Behavioural · UK 2026
How to answer "Tell me about a time you took initiative"
Interviewers also phrase it as:
- "Describe a situation where you went beyond your scope"
- "When have you proactively solved a problem?"
- "Tell me about a time you spotted an opportunity"
Why interviewers ask
Tests ownership orientation and judgement about scope. Strong answers describe a specific situation where you noticed something not in your formal scope, took action, and produced an outcome. Weak answers describe routine work as 'taking initiative' — which signals poor calibration.
Model answer
About [timeframe] ago I noticed [specific situation that wasn't in my formal scope]. The default would have been to [flag and move on / wait for instruction]. I [specific action you took — owned it, built something, escalated thoughtfully]. The reason I went beyond scope was [specific business or team reason — not 'because I'm proactive']. The outcome was [quantified result] and the secondary benefit was [team or organisational impact]. The pattern I'd repeat is [self-aware note on when this approach is right].

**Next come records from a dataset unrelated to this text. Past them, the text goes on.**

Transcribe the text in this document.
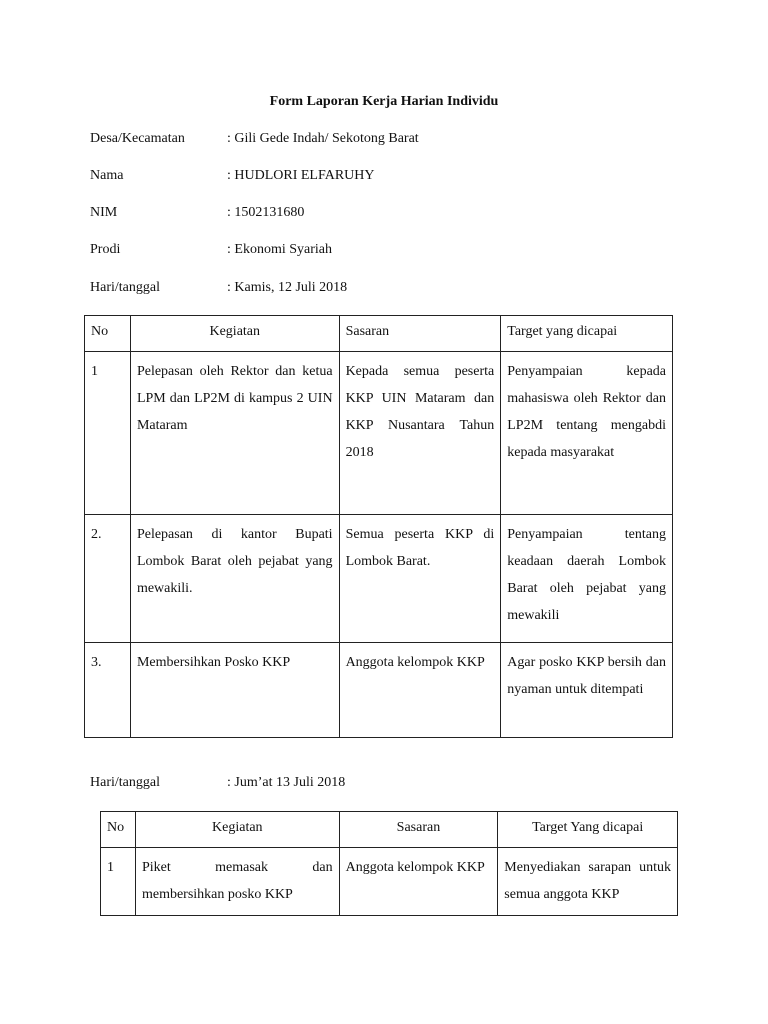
Form Laporan Kerja Harian Individu
Desa/Kecamatan	: Gili Gede Indah/ Sekotong Barat
Nama	: HUDLORI ELFARUHY
NIM	: 1502131680
Prodi	: Ekonomi Syariah
Hari/tanggal	: Kamis, 12 Juli 2018
No	Kegiatan	Sasaran	Target yang dicapai
1	Pelepasan oleh Rektor dan ketua LPM dan LP2M di kampus 2 UIN Mataram	Kepada semua peserta KKP UIN Mataram dan KKP Nusantara Tahun 2018	Penyampaian kepada mahasiswa oleh Rektor dan LP2M tentang mengabdi kepada masyarakat
2.	Pelepasan di kantor Bupati Lombok Barat oleh pejabat yang mewakili.	Semua peserta KKP di Lombok Barat.	Penyampaian tentang keadaan daerah Lombok Barat oleh pejabat yang mewakili
3.	Membersihkan Posko KKP	Anggota kelompok KKP	Agar posko KKP bersih dan nyaman untuk ditempati
Hari/tanggal	: Jum’at 13 Juli 2018
No	Kegiatan	Sasaran	Target Yang dicapai
1	Piket memasak dan membersihkan posko KKP	Anggota kelompok KKP	Menyediakan sarapan untuk semua anggota KKP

What to avoid (common bad answer)
I always look for opportunities to add value beyond my role. (Generic, no example.) Or: I once worked late to finish a project. (Routine effort, not initiative.) Or: I volunteered for a committee. (Without specific outcome — flags activity not impact.)
Structure of a good answer
- 1 Specific situation outside your formal scope
- 2 Specific action you took with clear judgement
- 3 Business or team reason — not 'I like initiative'
- 4 Quantified outcome
- 5 Self-aware note on when extra scope is appropriate
Common mistakes
- ✗ Routine work framed as initiative — flags poor calibration
- ✗ Working long hours as the example — confuses effort with initiative
- ✗ Going beyond scope without judgement — flags boundary issues
- ✗ Story where the 'extra' was your own scope all along
- ✗ No quantified outcome — flags effort without impact
Recruiter pro tip
The strongest answers describe an extra-scope action with specific judgement: 'I noticed X wasn't mine to fix, but it was 5 minutes from my role's success, so I owned it for 2 weeks.' The judgement layer matters — going above and beyond on everything is unsustainable. The candidates who land this question show calibration about when extra scope is right.
FAQ
What if my role doesn't really have 'beyond scope' situations? ▼
Stretch — every role has moments where you could have done less. Pick a moment where you chose more, with a clear reason.
Should the example be recent? ▼
Within last 18-24 months ideally. Older examples flag stagnation in current role.
Is volunteering for committees a valid example? ▼
Only if it produced specific outcomes. 'I volunteered to lead the DEI hiring review and we changed our shortlist composition' beats 'I joined the DEI committee'.